Face recognition technology consists of three parts:
Face detection
Face detection refers to judging the presence or absence of a face image in a dynamic scene and a complex background, and separating the face image. There are generally the following methods:
1 reference template method
First, a template of one or several standard faces is designed, and then the degree of matching between the sample collected by the test and the standard template is calculated, and a threshold is used to determine whether there is a face.
2 face rule method
Because the face has certain structural distribution characteristics, the so-called face rule method is to extract these features and generate corresponding rules to judge whether the test sample contains a face.
3 sample learning
This method uses the method of artificial neural network in pattern recognition, that is, the classifier is generated by learning the face sample set and the non-face sample set.
4 skin color model
This method is based on the rule that the appearance of skin color is relatively concentrated in the color space.
5 feature sub-face method
This method treats all face image collections as a facet subspace and determines whether there is a face image based on the distance between the test sample and its projection in the subspace.

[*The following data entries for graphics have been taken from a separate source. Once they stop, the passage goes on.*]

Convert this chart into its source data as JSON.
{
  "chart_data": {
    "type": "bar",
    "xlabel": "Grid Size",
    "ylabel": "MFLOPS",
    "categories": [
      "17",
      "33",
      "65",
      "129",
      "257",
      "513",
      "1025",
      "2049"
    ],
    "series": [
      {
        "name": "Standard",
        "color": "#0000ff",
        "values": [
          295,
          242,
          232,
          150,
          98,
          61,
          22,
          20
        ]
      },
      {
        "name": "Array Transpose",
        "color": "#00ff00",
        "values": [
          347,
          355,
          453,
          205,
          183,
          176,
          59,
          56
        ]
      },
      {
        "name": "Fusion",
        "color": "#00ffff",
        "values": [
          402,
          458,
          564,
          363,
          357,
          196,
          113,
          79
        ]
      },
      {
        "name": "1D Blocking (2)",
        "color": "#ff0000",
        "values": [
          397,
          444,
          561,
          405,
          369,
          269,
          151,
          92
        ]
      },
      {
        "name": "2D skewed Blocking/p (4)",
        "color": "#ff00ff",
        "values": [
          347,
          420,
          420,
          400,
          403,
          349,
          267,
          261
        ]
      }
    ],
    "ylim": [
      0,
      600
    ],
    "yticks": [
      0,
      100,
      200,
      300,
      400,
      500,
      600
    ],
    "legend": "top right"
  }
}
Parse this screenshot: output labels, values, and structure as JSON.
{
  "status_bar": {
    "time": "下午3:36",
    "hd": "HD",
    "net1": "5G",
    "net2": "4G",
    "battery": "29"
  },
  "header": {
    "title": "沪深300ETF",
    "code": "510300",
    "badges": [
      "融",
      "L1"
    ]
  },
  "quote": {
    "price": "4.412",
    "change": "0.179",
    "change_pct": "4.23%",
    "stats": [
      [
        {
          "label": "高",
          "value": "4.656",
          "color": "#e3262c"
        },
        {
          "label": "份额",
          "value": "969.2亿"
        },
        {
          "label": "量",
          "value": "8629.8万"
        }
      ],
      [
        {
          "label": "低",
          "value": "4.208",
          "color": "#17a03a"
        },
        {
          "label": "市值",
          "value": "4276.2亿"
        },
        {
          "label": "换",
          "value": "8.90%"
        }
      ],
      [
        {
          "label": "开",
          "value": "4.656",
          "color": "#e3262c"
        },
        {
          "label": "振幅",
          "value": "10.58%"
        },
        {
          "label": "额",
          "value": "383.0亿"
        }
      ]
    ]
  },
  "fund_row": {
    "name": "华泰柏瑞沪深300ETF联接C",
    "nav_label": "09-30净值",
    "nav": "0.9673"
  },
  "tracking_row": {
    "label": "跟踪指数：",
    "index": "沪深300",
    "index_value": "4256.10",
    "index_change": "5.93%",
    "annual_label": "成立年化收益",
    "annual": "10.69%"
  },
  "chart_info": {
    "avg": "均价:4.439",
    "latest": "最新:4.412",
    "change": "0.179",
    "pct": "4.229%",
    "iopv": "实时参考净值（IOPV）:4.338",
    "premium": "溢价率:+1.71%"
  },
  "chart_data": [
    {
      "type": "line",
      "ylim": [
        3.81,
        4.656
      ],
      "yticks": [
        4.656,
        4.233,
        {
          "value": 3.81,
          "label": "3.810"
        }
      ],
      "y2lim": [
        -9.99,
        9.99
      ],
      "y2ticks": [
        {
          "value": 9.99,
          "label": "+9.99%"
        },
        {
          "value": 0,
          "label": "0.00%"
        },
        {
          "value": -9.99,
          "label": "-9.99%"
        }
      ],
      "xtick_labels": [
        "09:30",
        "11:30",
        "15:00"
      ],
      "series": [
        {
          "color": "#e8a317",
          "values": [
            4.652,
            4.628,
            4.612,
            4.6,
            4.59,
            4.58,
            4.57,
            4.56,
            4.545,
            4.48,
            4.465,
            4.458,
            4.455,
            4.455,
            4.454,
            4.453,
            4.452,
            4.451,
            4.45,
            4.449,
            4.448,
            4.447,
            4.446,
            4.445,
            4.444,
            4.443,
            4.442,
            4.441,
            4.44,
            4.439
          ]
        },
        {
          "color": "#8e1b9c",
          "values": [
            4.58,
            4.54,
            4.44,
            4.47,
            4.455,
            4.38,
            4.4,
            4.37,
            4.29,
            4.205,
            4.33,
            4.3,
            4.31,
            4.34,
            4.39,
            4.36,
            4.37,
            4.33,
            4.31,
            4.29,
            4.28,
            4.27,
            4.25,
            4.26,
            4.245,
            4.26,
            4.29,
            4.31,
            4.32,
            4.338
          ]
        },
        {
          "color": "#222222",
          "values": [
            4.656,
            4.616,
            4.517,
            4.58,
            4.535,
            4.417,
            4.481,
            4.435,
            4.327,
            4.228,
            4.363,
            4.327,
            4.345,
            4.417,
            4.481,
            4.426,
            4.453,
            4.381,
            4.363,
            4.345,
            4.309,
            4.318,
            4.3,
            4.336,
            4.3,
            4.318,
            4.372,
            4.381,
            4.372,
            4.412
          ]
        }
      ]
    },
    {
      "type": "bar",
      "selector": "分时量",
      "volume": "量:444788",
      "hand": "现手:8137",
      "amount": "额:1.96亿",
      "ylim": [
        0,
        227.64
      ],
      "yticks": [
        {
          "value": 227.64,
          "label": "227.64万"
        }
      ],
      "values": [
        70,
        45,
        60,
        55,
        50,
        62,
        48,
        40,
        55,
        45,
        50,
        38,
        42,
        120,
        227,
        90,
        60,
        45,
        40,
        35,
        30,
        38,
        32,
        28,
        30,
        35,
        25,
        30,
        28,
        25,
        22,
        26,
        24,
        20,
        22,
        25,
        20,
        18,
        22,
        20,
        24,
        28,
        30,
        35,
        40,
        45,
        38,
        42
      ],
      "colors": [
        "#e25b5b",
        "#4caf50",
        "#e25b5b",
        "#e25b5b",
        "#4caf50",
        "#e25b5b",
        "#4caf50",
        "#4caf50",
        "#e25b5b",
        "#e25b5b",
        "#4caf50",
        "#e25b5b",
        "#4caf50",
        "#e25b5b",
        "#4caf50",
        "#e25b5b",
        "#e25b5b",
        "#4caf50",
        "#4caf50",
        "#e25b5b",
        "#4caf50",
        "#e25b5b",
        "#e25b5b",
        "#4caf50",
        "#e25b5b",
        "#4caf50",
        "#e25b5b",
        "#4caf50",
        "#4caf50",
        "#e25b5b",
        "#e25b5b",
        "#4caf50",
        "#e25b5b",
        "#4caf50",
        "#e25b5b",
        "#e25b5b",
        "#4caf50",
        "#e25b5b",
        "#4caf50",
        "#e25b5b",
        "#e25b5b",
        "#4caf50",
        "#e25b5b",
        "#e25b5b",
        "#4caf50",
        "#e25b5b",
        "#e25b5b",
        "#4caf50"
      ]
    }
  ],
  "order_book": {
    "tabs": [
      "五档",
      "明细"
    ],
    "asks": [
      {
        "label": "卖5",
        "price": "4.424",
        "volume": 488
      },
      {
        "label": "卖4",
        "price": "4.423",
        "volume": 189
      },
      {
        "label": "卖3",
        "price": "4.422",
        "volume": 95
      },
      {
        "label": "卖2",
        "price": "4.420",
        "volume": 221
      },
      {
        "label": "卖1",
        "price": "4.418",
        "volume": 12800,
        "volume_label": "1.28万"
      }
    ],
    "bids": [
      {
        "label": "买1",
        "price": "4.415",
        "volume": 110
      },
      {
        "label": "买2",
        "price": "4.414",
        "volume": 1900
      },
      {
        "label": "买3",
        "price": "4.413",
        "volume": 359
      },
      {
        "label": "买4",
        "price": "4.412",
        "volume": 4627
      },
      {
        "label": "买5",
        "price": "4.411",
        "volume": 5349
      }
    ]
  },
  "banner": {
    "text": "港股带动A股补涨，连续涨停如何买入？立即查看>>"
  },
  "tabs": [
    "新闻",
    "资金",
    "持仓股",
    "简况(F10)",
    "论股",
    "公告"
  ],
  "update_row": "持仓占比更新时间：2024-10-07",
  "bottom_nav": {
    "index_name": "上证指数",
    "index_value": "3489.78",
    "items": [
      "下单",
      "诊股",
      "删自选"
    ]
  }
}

It is worth mentioning that the above five methods can also be comprehensively adopted in practical detection systems.
2. Face tracking
Face tracking refers to the dynamic target tracking of the detected face. Specifically, a model-based approach or a combination of motion and model approach is used. In addition, using skin color model tracking is also a simple and effective means.
3. Face matching
The face comparison is to confirm the identity of the detected face or search for the target in the face library. This actually means that the sampled face image is compared with the face image of the stock in order and the best match object is found. Therefore, the description of the face image determines the specific method and performance of face recognition. Two description methods are mainly used: feature vector and texture template:
1 Feature Vector Method
The method is to determine the attributes such as the size, position, and distance of facial contours such as the iris, nose, mouth, etc., and then calculate their geometric features. These feature quantities form a feature vector describing the facial image.
2 face pattern method
The method is to store a plurality of standard face image templates or face image organ templates in the library. When comparing, all the pixels of the sampled surface are matched with all the templates in the library by a normalized correlation measure. In addition, there is a method of using autocorrelation of pattern recognition or a combination of features and templates.
The core reality of face recognition technology is “local human character analysis†and “graphic/neural recognition algorithm.†This algorithm is a method that uses various organs and feature parts of the human face. For example, the corresponding data of multiple geometric identifications and the original parameters in the database are compared, judged and confirmed. The general requirement is to judge that the time is less than 1 second.
The original title face recognition technology often listens, but do you know how it is implemented?